11.2. Framework

We begin by setting up the model discrepancy framework following KOH. Let the \(i\)-th measurement for an observable \(y\) be denoted as

(11.2)\[ y(x_i) \sim \zeta(x_i) + \epsilon_i \,, \qquad \epsilon_i \sim \mathcal{N}(0,\sigma_i^2) \,. \]

Here, the index \(i\) corresponds to the point in input space \(x\) where the \(i\)-th observation is made (e.g., a specific time in the ball drop experiment described below). Independent observation errors \(\epsilon_i\) are assumed to follow Gaussian distributions with zero mean and standard deviation \(\sigma_i\). Here, \(\zeta(x_i)\) represents the true value of the observable at \(x_i\). (We assume that \(x\) is made unitless by scaling it with a suitable reference scale \(x_0\).)

We denote the prediction from a theoretical model for the observable \(y\) as \(\eta(x, \pars)\), where \(\pars\) is the vector of true but unknown model parameters. The model for \(\eta(x,\pars)\) is then defined as:

(11.3)\[ \zeta(x) = \eta(x, \pars) + \delta(x) ; \]

here \(\delta(x)\) quantifies the discrepancy between the theoretical model prediction and the true system value at input setting \(x\). Combining the above equations, we express the observation \(y(x_i)\) as

(11.4)\[ y(x_i) \sim \eta(x_i, \pars) + \delta(x_i) + \epsilon_i . \]

Thus, each observation is modeled as the sum of the model output (evaluated at the true \(\pars\)), the model discrepancy \(\delta\) at \(x_i\), and the observational error \(\epsilon_i\). The statiscal model is summarized in Fig. 11.1.

Fig. 11.1 Statistical model.

Following KOH, we represent \(\delta(x)\) as a zero-mean Gaussian process (GP):

\[ \delta(\cdot \mid\boldsymbol{\phi}) \sim {\rm GP} \left(\boldsymbol{0}, K(\cdot,\cdot \mid\boldsymbol{\phi}) \right) \,, \]

where \(K(\cdot,\cdot \mid\boldsymbol{\phi})\) is the covariance kernel, which depends on a set of hyperparameters \(\boldsymbol{\phi}\). A GP specifies a distribution over functions, with the covariance kernel \(K\) serving as the central object that defines the properties of the functions in the distribution. In this framework, we incorporate prior knowledge about the theoretical model’s uncertainties through the choice of the covariance kernel. Adopting a Bayesian approach, we assign prior probability distributions to both the model parameters \(\pars\) and the GP hyperparameters \(\boldsymbol{\phi}\), and update these to obtain their posterior distributions conditioned on the observations. In all examples discussed in this work, uniform priors (in appropriate ranges) are used for both the model parameters and the GP hyperparameters.

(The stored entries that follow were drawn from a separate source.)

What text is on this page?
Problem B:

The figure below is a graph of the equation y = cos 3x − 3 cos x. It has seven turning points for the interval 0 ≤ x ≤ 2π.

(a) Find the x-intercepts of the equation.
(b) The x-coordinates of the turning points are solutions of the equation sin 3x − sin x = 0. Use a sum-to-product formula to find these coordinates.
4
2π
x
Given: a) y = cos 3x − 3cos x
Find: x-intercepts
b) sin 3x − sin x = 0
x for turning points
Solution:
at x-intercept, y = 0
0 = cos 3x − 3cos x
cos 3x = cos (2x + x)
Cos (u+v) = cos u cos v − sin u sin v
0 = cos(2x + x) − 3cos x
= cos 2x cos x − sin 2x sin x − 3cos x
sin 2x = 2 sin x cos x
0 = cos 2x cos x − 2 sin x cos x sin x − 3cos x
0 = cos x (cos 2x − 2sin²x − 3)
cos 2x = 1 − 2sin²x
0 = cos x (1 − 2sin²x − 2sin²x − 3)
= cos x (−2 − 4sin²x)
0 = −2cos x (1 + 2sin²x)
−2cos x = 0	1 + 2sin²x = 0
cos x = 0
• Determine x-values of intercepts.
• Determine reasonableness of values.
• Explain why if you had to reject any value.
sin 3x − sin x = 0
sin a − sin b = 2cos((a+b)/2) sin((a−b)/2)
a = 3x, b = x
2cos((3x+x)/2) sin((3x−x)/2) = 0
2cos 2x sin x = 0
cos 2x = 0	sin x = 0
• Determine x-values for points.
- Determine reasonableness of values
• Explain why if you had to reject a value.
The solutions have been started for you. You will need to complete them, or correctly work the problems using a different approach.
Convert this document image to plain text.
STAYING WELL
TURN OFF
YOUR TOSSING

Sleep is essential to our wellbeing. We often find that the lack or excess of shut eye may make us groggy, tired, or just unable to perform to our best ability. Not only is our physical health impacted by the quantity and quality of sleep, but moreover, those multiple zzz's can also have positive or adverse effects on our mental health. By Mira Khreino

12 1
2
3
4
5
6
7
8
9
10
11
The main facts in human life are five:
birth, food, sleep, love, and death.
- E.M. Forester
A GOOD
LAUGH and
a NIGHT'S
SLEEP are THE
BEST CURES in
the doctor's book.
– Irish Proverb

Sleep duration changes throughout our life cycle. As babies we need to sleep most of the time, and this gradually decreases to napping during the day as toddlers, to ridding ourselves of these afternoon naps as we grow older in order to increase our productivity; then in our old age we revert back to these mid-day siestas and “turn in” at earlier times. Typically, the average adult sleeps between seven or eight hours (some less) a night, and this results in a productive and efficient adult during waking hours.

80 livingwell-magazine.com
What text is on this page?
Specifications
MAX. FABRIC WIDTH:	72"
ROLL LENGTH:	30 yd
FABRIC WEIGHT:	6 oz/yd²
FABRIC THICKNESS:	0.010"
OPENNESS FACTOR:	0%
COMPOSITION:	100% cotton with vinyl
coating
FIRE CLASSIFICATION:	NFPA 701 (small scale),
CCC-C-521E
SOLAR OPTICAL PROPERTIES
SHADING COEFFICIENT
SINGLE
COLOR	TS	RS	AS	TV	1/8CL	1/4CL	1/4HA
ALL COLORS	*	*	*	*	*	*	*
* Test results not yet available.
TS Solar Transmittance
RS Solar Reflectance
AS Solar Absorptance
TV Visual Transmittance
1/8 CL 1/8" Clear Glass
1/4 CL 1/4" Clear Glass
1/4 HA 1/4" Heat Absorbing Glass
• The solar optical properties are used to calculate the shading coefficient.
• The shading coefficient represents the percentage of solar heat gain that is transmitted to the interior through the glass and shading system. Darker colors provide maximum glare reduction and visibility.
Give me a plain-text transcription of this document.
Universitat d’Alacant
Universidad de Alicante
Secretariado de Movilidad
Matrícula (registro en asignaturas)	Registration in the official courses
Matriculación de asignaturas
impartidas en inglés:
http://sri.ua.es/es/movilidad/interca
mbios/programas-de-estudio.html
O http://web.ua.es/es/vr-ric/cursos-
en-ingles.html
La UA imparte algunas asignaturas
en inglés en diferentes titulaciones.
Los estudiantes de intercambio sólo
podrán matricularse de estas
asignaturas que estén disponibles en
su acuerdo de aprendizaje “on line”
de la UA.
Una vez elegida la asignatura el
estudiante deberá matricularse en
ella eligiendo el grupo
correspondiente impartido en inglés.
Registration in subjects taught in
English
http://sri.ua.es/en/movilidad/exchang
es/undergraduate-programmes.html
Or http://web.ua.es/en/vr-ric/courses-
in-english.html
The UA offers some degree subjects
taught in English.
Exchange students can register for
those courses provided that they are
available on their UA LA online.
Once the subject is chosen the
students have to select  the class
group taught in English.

The particular \(K\) we use for the test case explored here is

(11.5)\[ K(x_i, x_j) = {\color{ForestGreen}{\bar{c}}}^2 (x_i x_j)^{\color{ForestGreen}{r}} \exp\left(- \frac{\lVert x_i-x_j\rVert^2}{2{\color{ForestGreen}{\ell}}^2} \right) \]

The hyperparameters control the nature of the possible random draws, as illustrated in Fig. 11.2. The parameter \(\bar{c}\), which is fixed at \(\bar{c}=1\) in the figure, controls the overall scale over which the random functions vary. The parameter \(\ell\) is the correlation length between any two points; as \(|x -x'|\) becomes greater than \(\ell\), the points become increasingly uncorrelated. Comparing \(\ell=1\) to \(\ell=3\) shows that the latter curves have a longer “wavelength”. Finally, \(r\) is a parameter introduced to generate functions that increase with \(x\) for \(r>0\).

Fig. 11.2 Five draws from each of four GPs of the form in Eq. (11.5) with hyperparameters \(\ell\), \(\bar c\), and \(r\) as listed.

Note

If sampled at any one input point \(x\), the prior GP will yield a Gaussian distribution with mean and variance specified by the GP definition. In many cases, the prior GP is taken to be mean zero with a constant variance for all \(x\). If sampled at any two input points \(x\) and \(x'\), the joint distribution will be a bivariate Gaussian, with covariance given by \(K(x,x'|\boldsymbol{\phi})\).